You always know when the end of the political season is approaching because candidates will start to use terms and words that they have absolutely no meaning of. Their platforms start to change at a moment notice or they try to piggyback off their opponents’ platforms. Some candidates have macca moments while others should STFU.
Prime example of this phenom #1:
Any mayoral candidate who makes a blanket statement like they would “use eminent domain powers to take land from owners who poorly maintain their property.” doesn’t understand basic city planning principles nor how to fix ailing neighborhoods. I’m sure this makes the developer community mighty happy but it will do very little for Atlanta neighborhoods.
“Taking” someone’s property does not fix a neighborhood, “taking” someone’s property will not account for the City’s lack of funding for its code enforcement program, “taking” someone’s property will not account for the City’s lack of funding for lawyers to try code enforcement cases.

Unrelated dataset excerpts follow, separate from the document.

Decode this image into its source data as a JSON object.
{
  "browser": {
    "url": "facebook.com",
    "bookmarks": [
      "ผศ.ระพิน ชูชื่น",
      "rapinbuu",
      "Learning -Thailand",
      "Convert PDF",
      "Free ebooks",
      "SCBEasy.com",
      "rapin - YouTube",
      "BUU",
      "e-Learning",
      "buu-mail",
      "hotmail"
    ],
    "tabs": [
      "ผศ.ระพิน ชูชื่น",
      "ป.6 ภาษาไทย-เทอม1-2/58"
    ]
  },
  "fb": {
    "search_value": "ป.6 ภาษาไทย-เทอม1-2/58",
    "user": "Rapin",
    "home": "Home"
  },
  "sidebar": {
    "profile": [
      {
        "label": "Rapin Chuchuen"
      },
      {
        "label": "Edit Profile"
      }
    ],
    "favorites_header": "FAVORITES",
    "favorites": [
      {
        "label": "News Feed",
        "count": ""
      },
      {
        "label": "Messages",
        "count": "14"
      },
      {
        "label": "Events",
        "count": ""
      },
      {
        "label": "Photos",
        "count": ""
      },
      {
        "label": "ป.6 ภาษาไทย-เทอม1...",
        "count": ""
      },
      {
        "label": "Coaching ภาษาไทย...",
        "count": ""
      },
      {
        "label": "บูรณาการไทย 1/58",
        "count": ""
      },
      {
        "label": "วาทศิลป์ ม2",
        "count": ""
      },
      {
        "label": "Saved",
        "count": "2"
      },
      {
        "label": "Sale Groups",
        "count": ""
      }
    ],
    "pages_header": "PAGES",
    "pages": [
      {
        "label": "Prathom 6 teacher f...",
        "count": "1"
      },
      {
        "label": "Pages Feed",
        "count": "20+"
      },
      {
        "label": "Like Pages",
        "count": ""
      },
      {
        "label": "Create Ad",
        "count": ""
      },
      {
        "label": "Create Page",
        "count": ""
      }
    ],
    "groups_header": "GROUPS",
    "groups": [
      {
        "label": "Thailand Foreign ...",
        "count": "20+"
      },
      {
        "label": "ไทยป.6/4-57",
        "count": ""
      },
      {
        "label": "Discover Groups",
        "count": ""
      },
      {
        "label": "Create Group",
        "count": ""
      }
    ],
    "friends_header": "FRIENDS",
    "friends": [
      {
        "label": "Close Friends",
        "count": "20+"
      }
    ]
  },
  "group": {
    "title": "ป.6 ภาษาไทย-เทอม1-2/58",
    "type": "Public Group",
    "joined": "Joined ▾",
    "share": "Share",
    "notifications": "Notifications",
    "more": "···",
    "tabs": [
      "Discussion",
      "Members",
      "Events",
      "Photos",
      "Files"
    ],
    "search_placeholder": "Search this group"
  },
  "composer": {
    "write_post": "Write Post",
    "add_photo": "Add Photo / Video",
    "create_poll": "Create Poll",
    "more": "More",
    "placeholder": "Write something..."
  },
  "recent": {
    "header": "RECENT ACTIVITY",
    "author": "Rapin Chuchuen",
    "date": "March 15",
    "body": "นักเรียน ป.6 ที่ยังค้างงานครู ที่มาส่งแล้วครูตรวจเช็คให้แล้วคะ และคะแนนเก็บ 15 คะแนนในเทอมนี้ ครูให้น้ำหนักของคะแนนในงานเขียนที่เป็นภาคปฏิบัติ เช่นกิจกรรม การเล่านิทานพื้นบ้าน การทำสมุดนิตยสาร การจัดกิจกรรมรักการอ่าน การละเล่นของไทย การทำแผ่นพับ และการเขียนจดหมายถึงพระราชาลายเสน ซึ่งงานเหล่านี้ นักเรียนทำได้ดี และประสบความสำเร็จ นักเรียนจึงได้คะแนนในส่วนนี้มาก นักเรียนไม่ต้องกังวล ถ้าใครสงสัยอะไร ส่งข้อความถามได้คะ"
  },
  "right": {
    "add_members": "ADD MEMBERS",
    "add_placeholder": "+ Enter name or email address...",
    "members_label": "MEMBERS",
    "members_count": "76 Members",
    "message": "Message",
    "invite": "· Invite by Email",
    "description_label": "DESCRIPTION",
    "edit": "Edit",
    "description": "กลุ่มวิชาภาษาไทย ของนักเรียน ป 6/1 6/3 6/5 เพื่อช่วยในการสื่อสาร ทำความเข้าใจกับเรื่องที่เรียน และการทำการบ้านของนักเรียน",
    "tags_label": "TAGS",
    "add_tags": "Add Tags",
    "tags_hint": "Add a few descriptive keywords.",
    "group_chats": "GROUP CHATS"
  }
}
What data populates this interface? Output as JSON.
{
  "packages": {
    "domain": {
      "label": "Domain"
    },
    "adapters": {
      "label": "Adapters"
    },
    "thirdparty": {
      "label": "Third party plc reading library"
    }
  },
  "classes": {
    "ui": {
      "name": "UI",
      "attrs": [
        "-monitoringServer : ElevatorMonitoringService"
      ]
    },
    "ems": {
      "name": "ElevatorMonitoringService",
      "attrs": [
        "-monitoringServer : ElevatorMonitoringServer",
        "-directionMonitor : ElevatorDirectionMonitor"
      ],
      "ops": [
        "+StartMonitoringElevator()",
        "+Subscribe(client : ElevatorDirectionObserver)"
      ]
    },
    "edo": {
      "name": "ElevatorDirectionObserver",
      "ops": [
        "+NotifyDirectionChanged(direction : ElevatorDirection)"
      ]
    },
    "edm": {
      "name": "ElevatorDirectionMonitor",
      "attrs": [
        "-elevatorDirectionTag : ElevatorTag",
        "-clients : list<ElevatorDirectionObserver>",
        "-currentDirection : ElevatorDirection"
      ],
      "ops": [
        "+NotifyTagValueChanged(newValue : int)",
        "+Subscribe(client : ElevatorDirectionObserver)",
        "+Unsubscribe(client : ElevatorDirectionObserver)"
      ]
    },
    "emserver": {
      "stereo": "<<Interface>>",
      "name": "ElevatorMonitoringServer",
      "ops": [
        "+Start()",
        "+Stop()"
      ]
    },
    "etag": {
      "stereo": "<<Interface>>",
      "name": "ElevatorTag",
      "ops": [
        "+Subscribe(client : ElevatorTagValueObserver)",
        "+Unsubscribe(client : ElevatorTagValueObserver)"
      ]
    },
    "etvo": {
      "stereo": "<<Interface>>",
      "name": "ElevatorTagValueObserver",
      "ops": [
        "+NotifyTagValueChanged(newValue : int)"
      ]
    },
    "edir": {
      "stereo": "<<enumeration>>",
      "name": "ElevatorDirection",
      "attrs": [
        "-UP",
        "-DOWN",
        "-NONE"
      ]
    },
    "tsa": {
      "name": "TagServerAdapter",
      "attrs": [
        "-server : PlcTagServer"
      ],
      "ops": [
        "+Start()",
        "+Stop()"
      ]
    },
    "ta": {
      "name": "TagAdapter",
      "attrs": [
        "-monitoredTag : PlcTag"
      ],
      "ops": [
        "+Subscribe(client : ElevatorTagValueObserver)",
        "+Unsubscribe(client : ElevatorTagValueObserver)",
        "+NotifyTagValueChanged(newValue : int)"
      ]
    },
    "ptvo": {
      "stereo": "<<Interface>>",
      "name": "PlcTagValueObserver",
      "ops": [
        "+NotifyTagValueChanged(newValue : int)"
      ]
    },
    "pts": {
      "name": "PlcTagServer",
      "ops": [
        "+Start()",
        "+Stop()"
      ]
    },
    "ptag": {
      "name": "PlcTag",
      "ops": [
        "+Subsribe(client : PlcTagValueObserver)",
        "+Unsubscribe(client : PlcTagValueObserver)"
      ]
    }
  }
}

Since I can’t find any clarification on Lisa Borders’ website about her eminent domain program, I have a few questions:
- Where is the money going to come from for Lisa Borders’ eminent domain program?
- What entity defines what is “poorly maintained”?
- Will this entity be comprised of private real estate developers or neighborhood leaders or trained city planning professionals?
- If Borders’ eminent domain program goal is for open space and parks, then will those properties along the proposed Beltline be “taken” first?
- Will Borders’ eminent domain program be used to stimulate economic development, to give private developers cheap land?
- How does historic preservation fit into her eminent domain program?
- Who is going to fund the neighborhood development plans – you know the plans that should prescribe how the neighborhoods will be revitalized after Borders’ flexes her eminent domain powers.
- Will this require funding for an entirely new department at City Hall?
- Or do they plan on stretching the already thinned out city planning department?
Just a few questions that one would assume the Borders’ campaign has answers for since they rolled out such a controversial issue. Silly me, they might just be using the “eminent domain” terminology to gain points with a few voters. Not sure this “no depth” tactic really works for voters like me who live in and care about Atlanta neighborhoods.